Puff pastry appetizers are the best way to start a party — whether it’s a family barbecue or a Friday night with friends. Use this recipe as a guide and add your own creative spin based on whatever’s in season.

1 1/2 cups ricotta

1/2 cup coarsely grated Parmesan

1/4 tsp salt

1 tsp finely chopped sage

1 tsp lemon zest

450-g pkg butter puff pastry sheets, thawed

1 small heirloom tomato, thinly sliced

1 small zucchini, thinly sliced

2 tsp olive oil

1/2 tsp flaked sea salt, such as Maldon, optional

1. Position racks in top and bottom thirds of oven. Preheat to 400F. Line 2 baking sheets with parchment.

2. Combine ricotta with Parmesan and 1/4 tsp salt in a medium bowl. Season with fresh pepper. Divide mixture in half between 2 bowls. Stir sage into 1 portion and lemon zest into the other portion.

3. Unroll puff pastry sheets. Use a 3-in. round cookie cutter to cut out 18 circles. Place

1 inch apart on prepared parchment-lined baking sheets.

4. For half the rounds, scoop 1 tbsp of sage-ricotta mixture onto each.
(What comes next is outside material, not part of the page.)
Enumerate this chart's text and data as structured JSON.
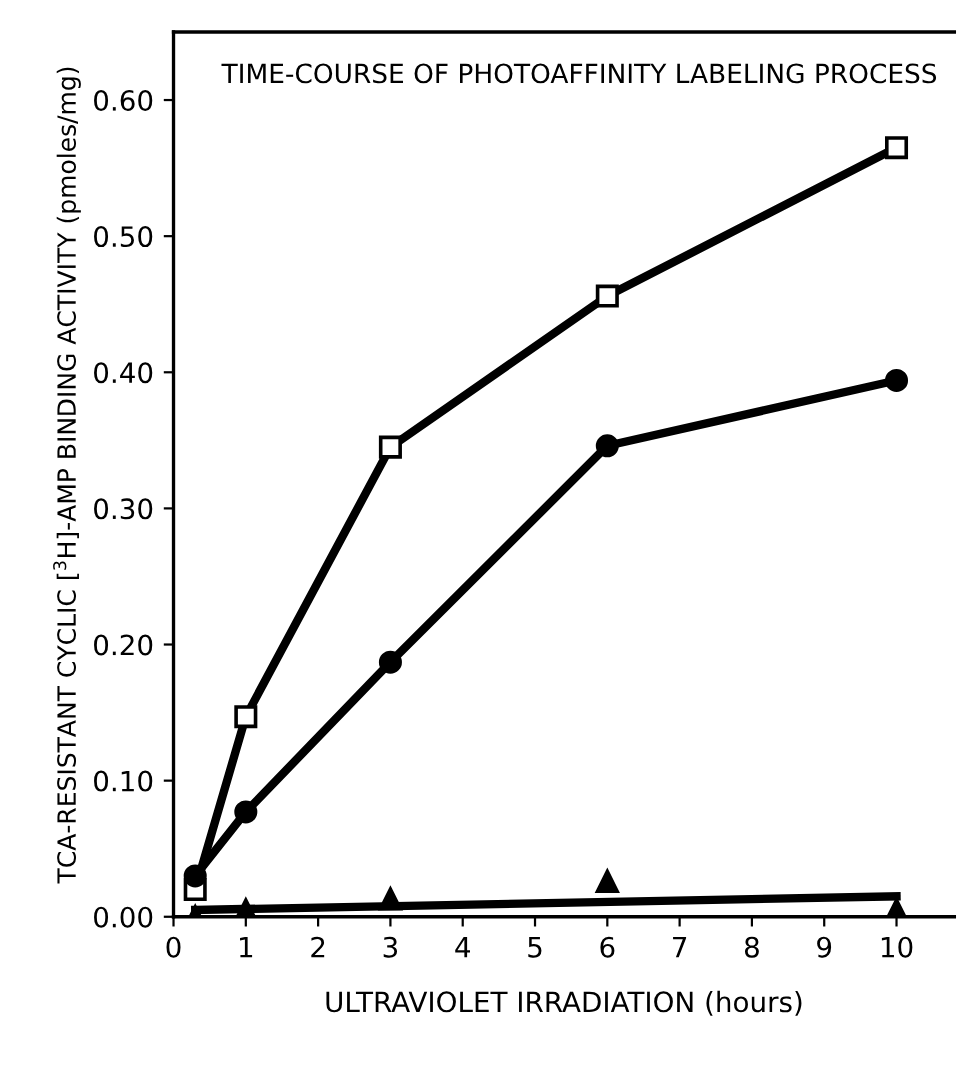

Scoop 1 tbsp of lemon-ricotta mixture onto each remaining round. With the back of a spoon, flatten mixture, leaving a 1/4-in. border around the edges.

5. Top each sage-ricotta round with 1 or 2 tomato slices. Top each lemon-ricotta round with 3 overlappin­g zucchini slices. Brush oil lightly over tomatoes and zucchini.

6. Bake in top and bottom thirds of oven, switching halfway through, until vegetables are soft and pastry is golden, 25 to 30 minutes. Sprinkle with sea salt before serving. Tip: When choosing a tomato, pick one with a diameter of about 3 inches so the slices nicely cover the pastry circles.